# Disconnecting NTL



## Markjbloggs (15 Jan 2009)

Have been without NTL cable TV service for over a week now, and have requested disconnection because of their total lack of urgency in rectifying the problem.  

1. Their cables run across the front of my house - am I within my rights to demand that they remove these cables?
2. When exactly does the Irish DTT service begin? (I heard "later this year")

thanks
M


----------



## Latrade (15 Jan 2009)

Markjbloggs said:


> Have been without NTL cable TV service for over a week now, and have requested disconnection because of their total lack of urgency in rectifying the problem.
> 
> 1. Their cables run across the front of my house - am I within my rights to demand that they remove these cables?
> 
> ...


 
Not sure on that one as it can depend on what agreement has been made in the past with the property. Plus, by having it removed it would then mean every other person along the chain loses their acces to cable, which would seem a bit excessive.


----------



## AlbacoreA (19 Jan 2009)

I think if you ask them to remove it they are forced to run it underground, or go different route. Which may or maynot be possible. I've heard of people getting them removed before. What agreements they made with the previous owner hardly apply. I would guess.

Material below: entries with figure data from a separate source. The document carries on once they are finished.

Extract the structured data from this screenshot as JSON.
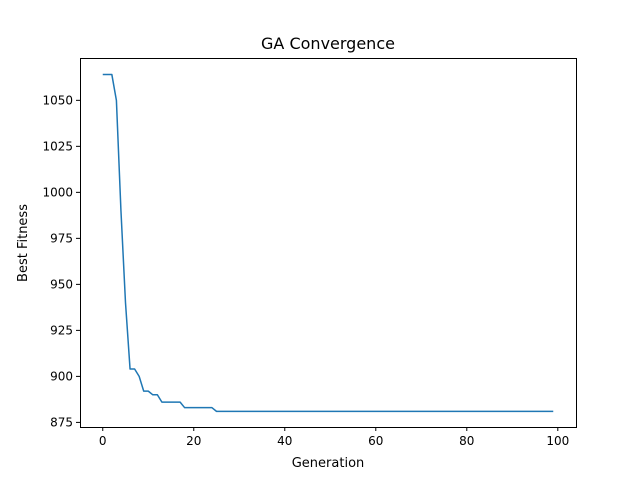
{
  "chart_data": {
    "type": "line",
    "title": "GA Convergence",
    "xlabel": "Generation",
    "ylabel": "Best Fitness",
    "xlim": [
      -5,
      104
    ],
    "ylim": [
      872.5,
      1073
    ],
    "xticks": [
      0,
      20,
      40,
      60,
      80,
      100
    ],
    "yticks": [
      875,
      900,
      925,
      950,
      975,
      1000,
      1025,
      1050
    ],
    "grid": false,
    "line_color": "#1f77b4",
    "series": [
      {
        "x": [
          0,
          1,
          2,
          3,
          4,
          5,
          6,
          7,
          8,
          9,
          10,
          11,
          12,
          13,
          14,
          15,
          16,
          17,
          18,
          19,
          20,
          21,
          22,
          23,
          24,
          25,
          26,
          27,
          28,
          29,
          30,
          31,
          32,
          33,
          34,
          35,
          36,
          37,
          38,
          39,
          40,
          41,
          42,
          43,
          44,
          45,
          46,
          47,
          48,
          49,
          50,
          51,
          52,
          53,
          54,
          55,
          56,
          57,
          58,
          59,
          60,
          61,
          62,
          63,
          64,
          65,
          66,
          67,
          68,
          69,
          70,
          71,
          72,
          73,
          74,
          75,
          76,
          77,
          78,
          79,
          80,
          81,
          82,
          83,
          84,
          85,
          86,
          87,
          88,
          89,
          90,
          91,
          92,
          93,
          94,
          95,
          96,
          97,
          98,
          99
        ],
        "y": [
          1064,
          1064,
          1064,
          1050,
          990,
          940,
          904,
          904,
          900,
          892,
          892,
          890,
          890,
          886,
          886,
          886,
          886,
          886,
          883,
          883,
          883,
          883,
          883,
          883,
          883,
          881,
          881,
          881,
          881,
          881,
          881,
          881,
          881,
          881,
          881,
          881,
          881,
          881,
          881,
          881,
          881,
          881,
          881,
          881,
          881,
          881,
          881,
          881,
          881,
          881,
          881,
          881,
          881,
          881,
          881,
          881,
          881,
          881,
          881,
          881,
          881,
          881,
          881,
          881,
          881,
          881,
          881,
          881,
          881,
          881,
          881,
          881,
          881,
          881,
          881,
          881,
          881,
          881,
          881,
          881,
          881,
          881,
          881,
          881,
          881,
          881,
          881,
          881,
          881,
          881,
          881,
          881,
          881,
          881,
          881,
          881,
          881,
          881,
          881,
          881
        ]
      }
    ]
  }
}
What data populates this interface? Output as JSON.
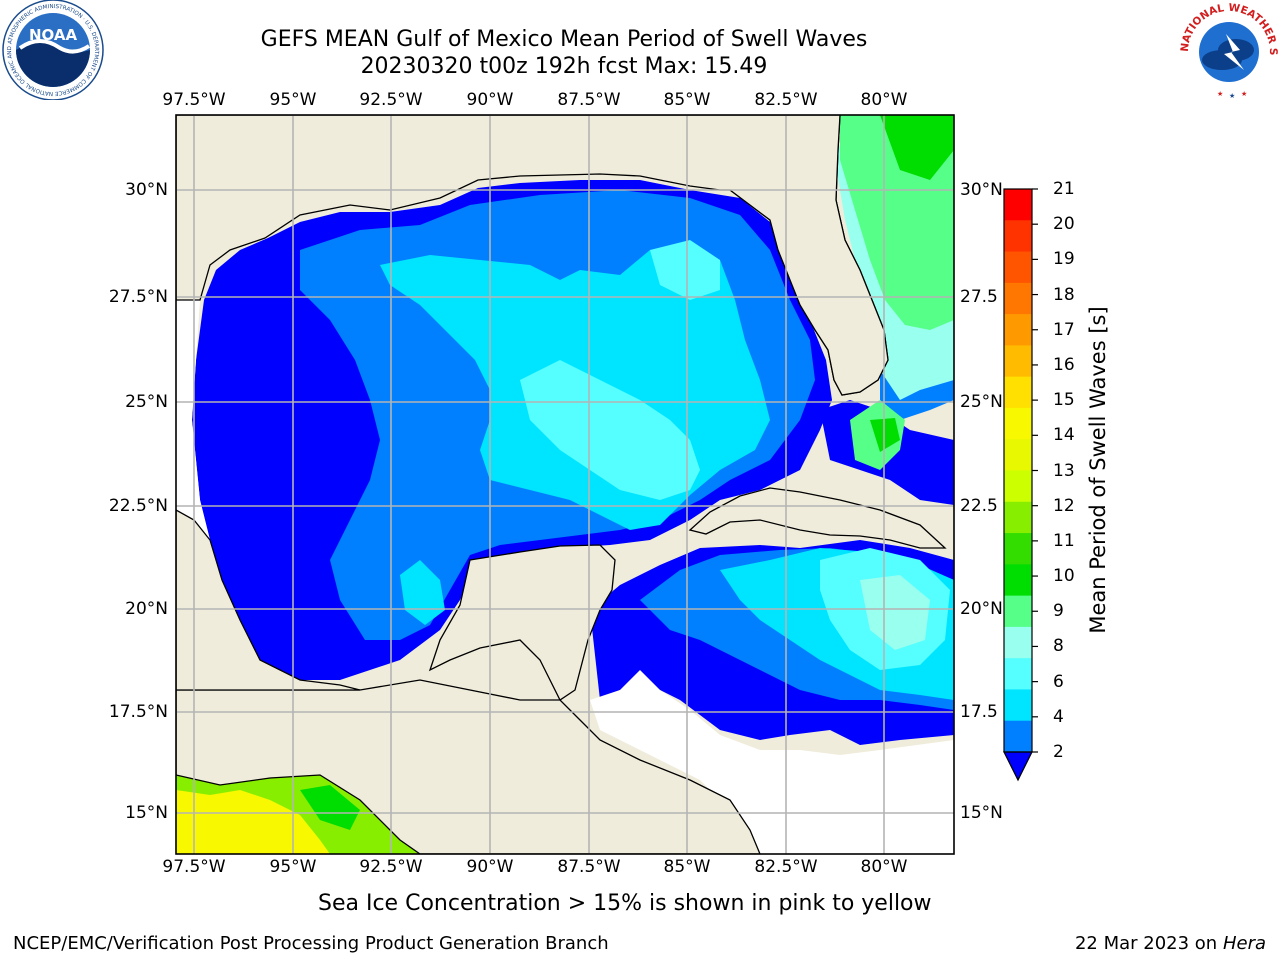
{
  "title_line1": "GEFS MEAN Gulf of Mexico Mean Period of Swell Waves",
  "title_line2": "20230320 t00z 192h fcst   Max: 15.49",
  "logos": {
    "noaa_text": "NOAA",
    "noaa_ring": "NATIONAL OCEANIC AND ATMOSPHERIC ADMINISTRATION · U.S. DEPARTMENT OF COMMERCE",
    "nws_ring": "NATIONAL WEATHER SERVICE"
  },
  "axes": {
    "lon_labels": [
      "97.5°W",
      "95°W",
      "92.5°W",
      "90°W",
      "87.5°W",
      "85°W",
      "82.5°W",
      "80°W"
    ],
    "lat_labels_left": [
      "30°N",
      "27.5°N",
      "25°N",
      "22.5°N",
      "20°N",
      "17.5°N",
      "15°N"
    ],
    "lat_labels_right": [
      "30°N",
      "27.5",
      "25°N",
      "22.5",
      "20°N",
      "17.5",
      "15°N"
    ]
  },
  "colorbar": {
    "title": "Mean Period of Swell Waves [s]",
    "ticks": [
      "21",
      "20",
      "19",
      "18",
      "17",
      "16",
      "15",
      "14",
      "13",
      "12",
      "11",
      "10",
      "9",
      "8",
      "6",
      "4",
      "2"
    ],
    "colors": [
      "#ff0000",
      "#ff3300",
      "#ff5500",
      "#ff7700",
      "#ff9900",
      "#ffbb00",
      "#ffe000",
      "#f8f800",
      "#e8f800",
      "#ccff00",
      "#88ee00",
      "#33dd00",
      "#00dd00",
      "#55ff88",
      "#99ffee",
      "#55ffff",
      "#00e5ff",
      "#0080ff"
    ],
    "under_color": "#0000ff"
  },
  "note": "Sea Ice Concentration > 15% is shown in pink to yellow",
  "footer_left": "NCEP/EMC/Verification Post Processing Product Generation Branch",
  "footer_date": "22 Mar 2023 on",
  "footer_host": "Hera",
  "colors": {
    "land": "#efecdb",
    "grid": "#b4b4b4",
    "level_2": "#0000ff",
    "level_4": "#0080ff",
    "level_6": "#00e5ff",
    "level_8": "#55ffff",
    "level_9": "#99ffee",
    "level_10": "#55ff88",
    "level_11": "#00dd00",
    "level_12": "#88ee00",
    "level_14": "#f8f800"
  }
}
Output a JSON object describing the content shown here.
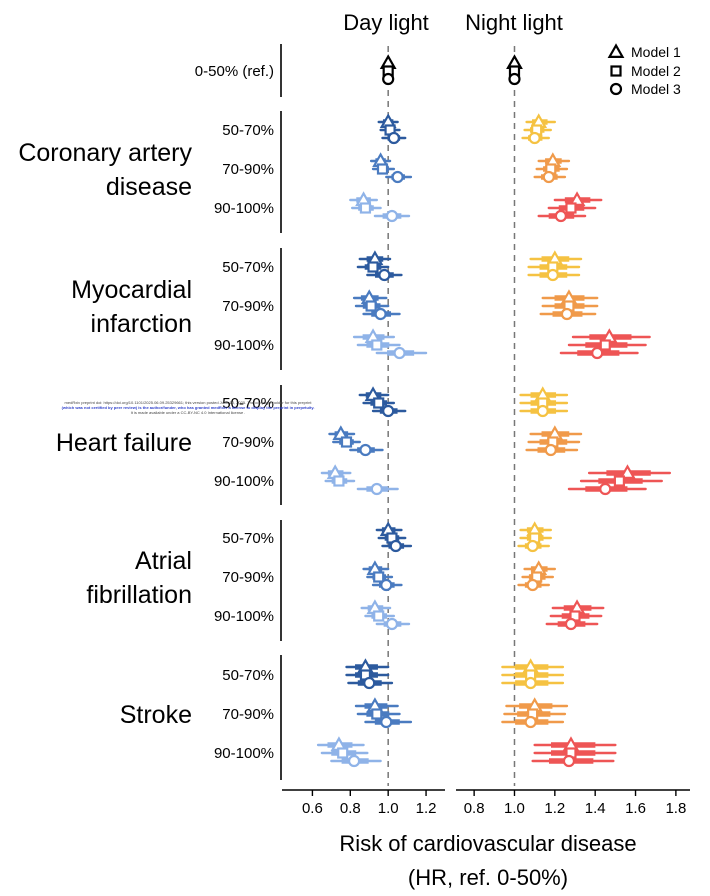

AFAIK Irish DTT is meant to roll out in August this year. I don't know much about it but I think they have test signals up which you can recieve at the moment (if near a mast) to give you RTE1,2 and TG4 and TV3. I could be wrong on all of this.


----------



## rgfuller (19 Jan 2009)

Here's the link to the Irish DTT service websites [broken link removed] and http://www.rtenl.ie/dtt.htm


----------



## Markjbloggs (20 Jan 2009)

Thanks for the replies - I intend to go the Freesat combined with  DTT route, set-up costs are not that large when compared to the annual costs of NTL.


----------



## AlbacoreA (20 Jan 2009)

Probably the boards.ie is the best place to info on setting DTT up.


----------



## Male Doon (20 Jan 2009)

Agree, NTL are a disaster, a shower of, well, wasters...I've had a lot of hassle with them lately and can't wait to get out of their claws...or maybe that should be clause, because technically,  you have to give them a month's notice that you are closing the account, which means if you leave the de-coder box in a black sack for them to collect whenever they like, they will still raid your bank account for another month (if paying by direct debit)...
Looking for an alternative now, might go with satellite dish...


----------